Sentiment surrounding the U.S. labor market was boosted in the previous session after data showed private sector hiring rose by a better-than-expected number in September.

Activity in the vast services sector also picked up, suggesting the economy remained on track for modest growth.

“We think the slant of the market after the payroll numbers on Friday will really be the action one should pay attention to.

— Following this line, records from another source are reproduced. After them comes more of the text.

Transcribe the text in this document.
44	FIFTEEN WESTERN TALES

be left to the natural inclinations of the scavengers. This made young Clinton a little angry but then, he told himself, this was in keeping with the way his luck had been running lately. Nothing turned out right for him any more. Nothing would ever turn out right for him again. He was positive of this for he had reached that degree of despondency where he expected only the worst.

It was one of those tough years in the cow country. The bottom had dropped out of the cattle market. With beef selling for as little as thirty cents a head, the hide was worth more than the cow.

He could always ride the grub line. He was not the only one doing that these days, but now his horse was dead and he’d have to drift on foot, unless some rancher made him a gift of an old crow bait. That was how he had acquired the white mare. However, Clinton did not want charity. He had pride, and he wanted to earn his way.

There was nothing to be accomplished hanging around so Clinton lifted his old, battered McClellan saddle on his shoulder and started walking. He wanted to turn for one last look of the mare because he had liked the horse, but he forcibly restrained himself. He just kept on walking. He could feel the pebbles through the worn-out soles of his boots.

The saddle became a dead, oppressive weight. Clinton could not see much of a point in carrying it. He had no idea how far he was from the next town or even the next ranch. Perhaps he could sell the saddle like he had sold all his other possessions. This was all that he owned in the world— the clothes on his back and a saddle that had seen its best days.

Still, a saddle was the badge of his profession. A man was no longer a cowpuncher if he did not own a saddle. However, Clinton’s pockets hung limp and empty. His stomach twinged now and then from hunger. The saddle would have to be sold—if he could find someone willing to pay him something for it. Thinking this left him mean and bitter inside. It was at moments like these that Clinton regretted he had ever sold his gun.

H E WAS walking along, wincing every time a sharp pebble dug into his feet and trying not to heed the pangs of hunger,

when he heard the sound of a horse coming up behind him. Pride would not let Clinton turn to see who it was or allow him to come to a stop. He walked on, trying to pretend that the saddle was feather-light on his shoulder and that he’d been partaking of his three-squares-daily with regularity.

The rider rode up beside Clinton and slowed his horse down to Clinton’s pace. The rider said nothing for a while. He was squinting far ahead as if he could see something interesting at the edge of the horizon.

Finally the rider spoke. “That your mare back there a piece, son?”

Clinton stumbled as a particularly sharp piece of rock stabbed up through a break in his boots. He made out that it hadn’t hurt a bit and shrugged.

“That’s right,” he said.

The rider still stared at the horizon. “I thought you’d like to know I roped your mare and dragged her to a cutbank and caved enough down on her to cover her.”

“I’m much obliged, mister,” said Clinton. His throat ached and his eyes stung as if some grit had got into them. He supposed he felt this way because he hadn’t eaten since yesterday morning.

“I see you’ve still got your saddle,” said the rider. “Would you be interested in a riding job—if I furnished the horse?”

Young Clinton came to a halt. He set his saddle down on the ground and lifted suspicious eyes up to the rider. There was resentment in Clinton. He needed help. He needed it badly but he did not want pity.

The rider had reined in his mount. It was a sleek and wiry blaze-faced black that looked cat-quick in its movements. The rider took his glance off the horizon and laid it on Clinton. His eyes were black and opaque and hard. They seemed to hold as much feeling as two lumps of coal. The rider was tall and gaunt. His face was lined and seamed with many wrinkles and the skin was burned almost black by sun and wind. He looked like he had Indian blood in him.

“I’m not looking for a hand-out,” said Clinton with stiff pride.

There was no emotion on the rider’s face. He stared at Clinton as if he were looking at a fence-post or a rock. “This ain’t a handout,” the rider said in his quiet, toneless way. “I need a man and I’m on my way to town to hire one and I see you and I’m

For now look at continued back and forth as the market consolidates terrific gains made since August,” RBC Capital said in a note.

A report on Thursday showed that the number of Americans filing new claims for unemployment benefits rose only slightly last week after a big drop the week before, keeping in place a trend that suggested a mild improvement in the labor market.


    In industry news, Japan’s biggest copper smelter, Pan Pacific Copper (5020.T), is in talks with buyers in China to slash its term premium for 2013 shipments by 15 percent from this year to $85 a metric tonne, a source familiar with the matter said.

    The lower premiums reflect slowing demand growth in the world’s top consumer of metals.

    Uncertainty about the outlook for physical demand continues to sour sentiment for the metal used in power and construction as global economic growth struggles.

    “Overall we expect Q4 prices to continue to take cues from the macro rather than the physical market,” said James Luke, a Hong Kong-based commodities analyst at China International Capital Corporation (CICC).

    “Prices will be well supported but I don’t expect physical demand to surprise on the upside and that should limit prices relative to other more purely investor-driven metals such as gold.”

    In other metals, battery material lead closed at $2,290.50 a tonne, from Wednesday’s close of $2,306, while zinc ended at $2,065 from $2,082 at the close on Wednesday. Nickel closed at $18,675 from $18,525.

    Aluminium finished at $2,212 per tonne, from a last bid of $2,102.50 on Wednesday, and tin at $22,500, its highest since early May, from a last bid of $22,100.